CD burners are an amazing piece of technology, and the inner workings are certainly fascinating. But to the typical computer user, the most compelling aspect of burners is what you can do with them. In the next section, we'll find out how you can put all of this technology to work and make your own music mix.
When you have all of the software you need, it's time to gather some songs. You may want to take songs directly from your CD collection. To do this, you need to "rip" the songs -- copy them from your CD to your computer's hard drive. You'll need an extraction program to do this. To copy a particular track, insert the CD into your built-in CD-ROM drive (or the CD-burner itself) and select the song you want through the extraction program. Essentially, the program will play the song and re-record it into a usable data format. It's legal to make copies of songs you own, as long as the CD is only for your personal use.
You can also gather MP3s over the Internet. You can download MP3s from sites like MP3.com or with file-sharing programs like Napster or Gnutella. Some MP3s are free, and can be legally downloaded and copied onto a CD. Most are illegal copies, however, and it is a copyright violation to download them and burn them onto a CD.
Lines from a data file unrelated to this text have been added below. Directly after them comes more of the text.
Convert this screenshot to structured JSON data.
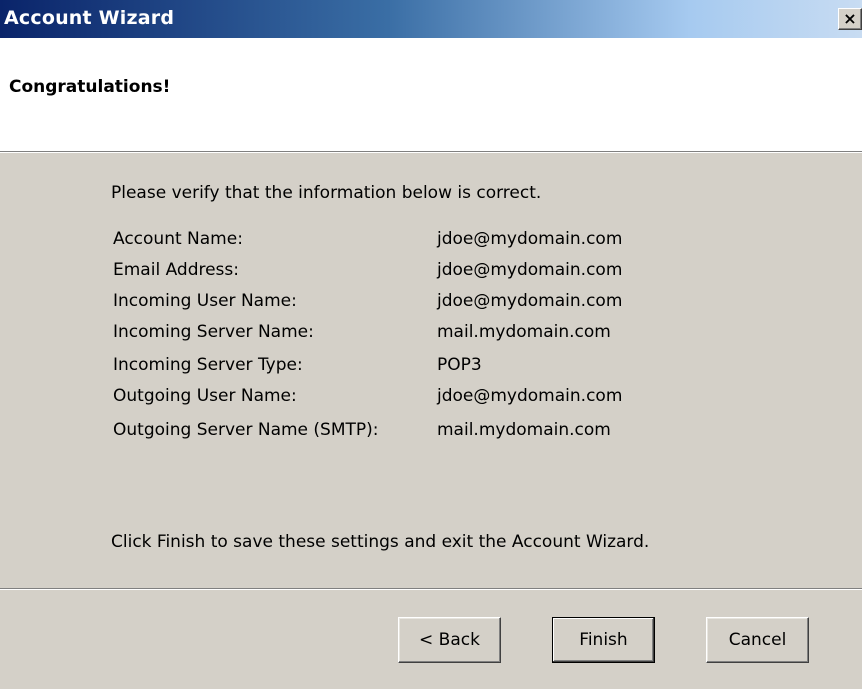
{
  "window": {
    "title": "Account Wizard",
    "close_glyph": "×"
  },
  "header": {
    "heading": "Congratulations!"
  },
  "body": {
    "verify_text": "Please verify that the information below is correct.",
    "rows": [
      {
        "label": "Account Name:",
        "value": "jdoe@mydomain.com"
      },
      {
        "label": "Email Address:",
        "value": "jdoe@mydomain.com"
      },
      {
        "label": "Incoming User Name:",
        "value": "jdoe@mydomain.com"
      },
      {
        "label": "Incoming Server Name:",
        "value": "mail.mydomain.com"
      },
      {
        "label": "Incoming Server Type:",
        "value": "POP3"
      },
      {
        "label": "Outgoing User Name:",
        "value": "jdoe@mydomain.com"
      },
      {
        "label": "Outgoing Server Name (SMTP):",
        "value": "mail.mydomain.com"
      }
    ],
    "finish_note": "Click Finish to save these settings and exit the Account Wizard."
  },
  "buttons": {
    "back_label": "< Back",
    "finish_label": "Finish",
    "cancel_label": "Cancel"
  },
  "colors": {
    "titlebar_start": "#0a246a",
    "titlebar_end": "#c8dcf2",
    "dialog_face": "#d4d0c8",
    "header_bg": "#ffffff"
  }
}
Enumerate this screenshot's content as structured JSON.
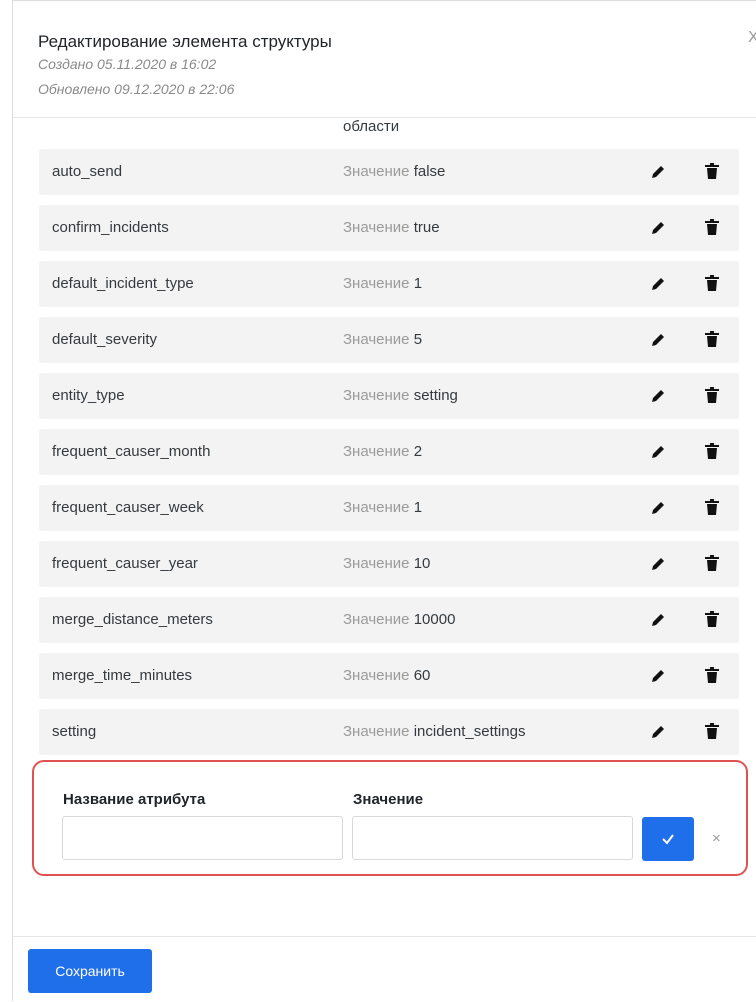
{
  "header": {
    "title": "Редактирование элемента структуры",
    "created": "Создано 05.11.2020 в 16:02",
    "updated": "Обновлено 09.12.2020 в 22:06",
    "close_glyph": "X"
  },
  "partial_text": "области",
  "attributes": [
    {
      "name": "auto_send",
      "value_label": "Значение",
      "value": "false"
    },
    {
      "name": "confirm_incidents",
      "value_label": "Значение",
      "value": "true"
    },
    {
      "name": "default_incident_type",
      "value_label": "Значение",
      "value": "1"
    },
    {
      "name": "default_severity",
      "value_label": "Значение",
      "value": "5"
    },
    {
      "name": "entity_type",
      "value_label": "Значение",
      "value": "setting"
    },
    {
      "name": "frequent_causer_month",
      "value_label": "Значение",
      "value": "2"
    },
    {
      "name": "frequent_causer_week",
      "value_label": "Значение",
      "value": "1"
    },
    {
      "name": "frequent_causer_year",
      "value_label": "Значение",
      "value": "10"
    },
    {
      "name": "merge_distance_meters",
      "value_label": "Значение",
      "value": "10000"
    },
    {
      "name": "merge_time_minutes",
      "value_label": "Значение",
      "value": "60"
    },
    {
      "name": "setting",
      "value_label": "Значение",
      "value": "incident_settings"
    }
  ],
  "new_attribute": {
    "name_label": "Название атрибута",
    "value_label": "Значение",
    "name_value": "",
    "value_value": "",
    "cancel_glyph": "×"
  },
  "footer": {
    "save_label": "Сохранить"
  },
  "colors": {
    "accent": "#1f6feb",
    "highlight_border": "#e05252",
    "row_bg": "#f3f3f3"
  }
}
MP3s are compressed files, and you must expand (decode) them in order to burn them onto a CD. Standard music-management programs can decode these files. If you don't have the right software, there are a number of decoding programs that you can download over the Internet.
Once you've gathered the songs, you can use your music manager to arrange them in the order you want. Keep in mind that you have a limited amount of disc space to work with. CD-Rs have varying capacities, measured in both megabytes and minutes. These days, most CD-Rs are either 74 minutes or 80 minutes long. Before you move on to burning your CD, you should make sure that your mix isn't too long for the blank disc.
Once the mix is complete and you have saved it, all you need to do is insert a blank CD-R disc into the burner and choose the "burn" or "write" option in your music-management software. Be sure to select "music CD" rather than "data CD," or you won't be able to play the disc on ordinary CD players. You'll also need to choose the speed at which you want to burn the disc. Typically, a slower speed reduces the chance of a major error during the writing process.
A lot of things can go wrong when you're burning a CD, so don't be surprised if some of them don't come out right. Since CD-Rs can not be overwritten, any irreversible mistake means you'll have to junk the whole disc. Among the CD-burning set, this is called "making a coaster," as that's pretty much all you can do with the damaged CD.
If you continually have problems burning CDs, your drive may be defective or your music-management program may be faulty. Before you return your burner, try out some other programs and see if they yield better results.
To make a CD-ROM, you'll go through a similar process -- but you'll code the disc as a data CD, not a music CD. Some newer CD players and DVD players can read untranslated MP3 data files, and you may be able to make CD-ROM music mixes this way. Since MP3s are compressed files, you can fit a lot more of them on a single disc, which means you can make a longer mix. The drawback, of course, is that your disc won't work in the vast majority of CD players.
CD burners have opened up a whole new world to the average computer user. You can record music that will run in most anybody's CD player, or you can put together CD-ROMs containing photos, Web pages or movies. With a piece of equipment about the size of a car stereo, and about the price of a cheap bicycle, you can set up your own multimedia production company!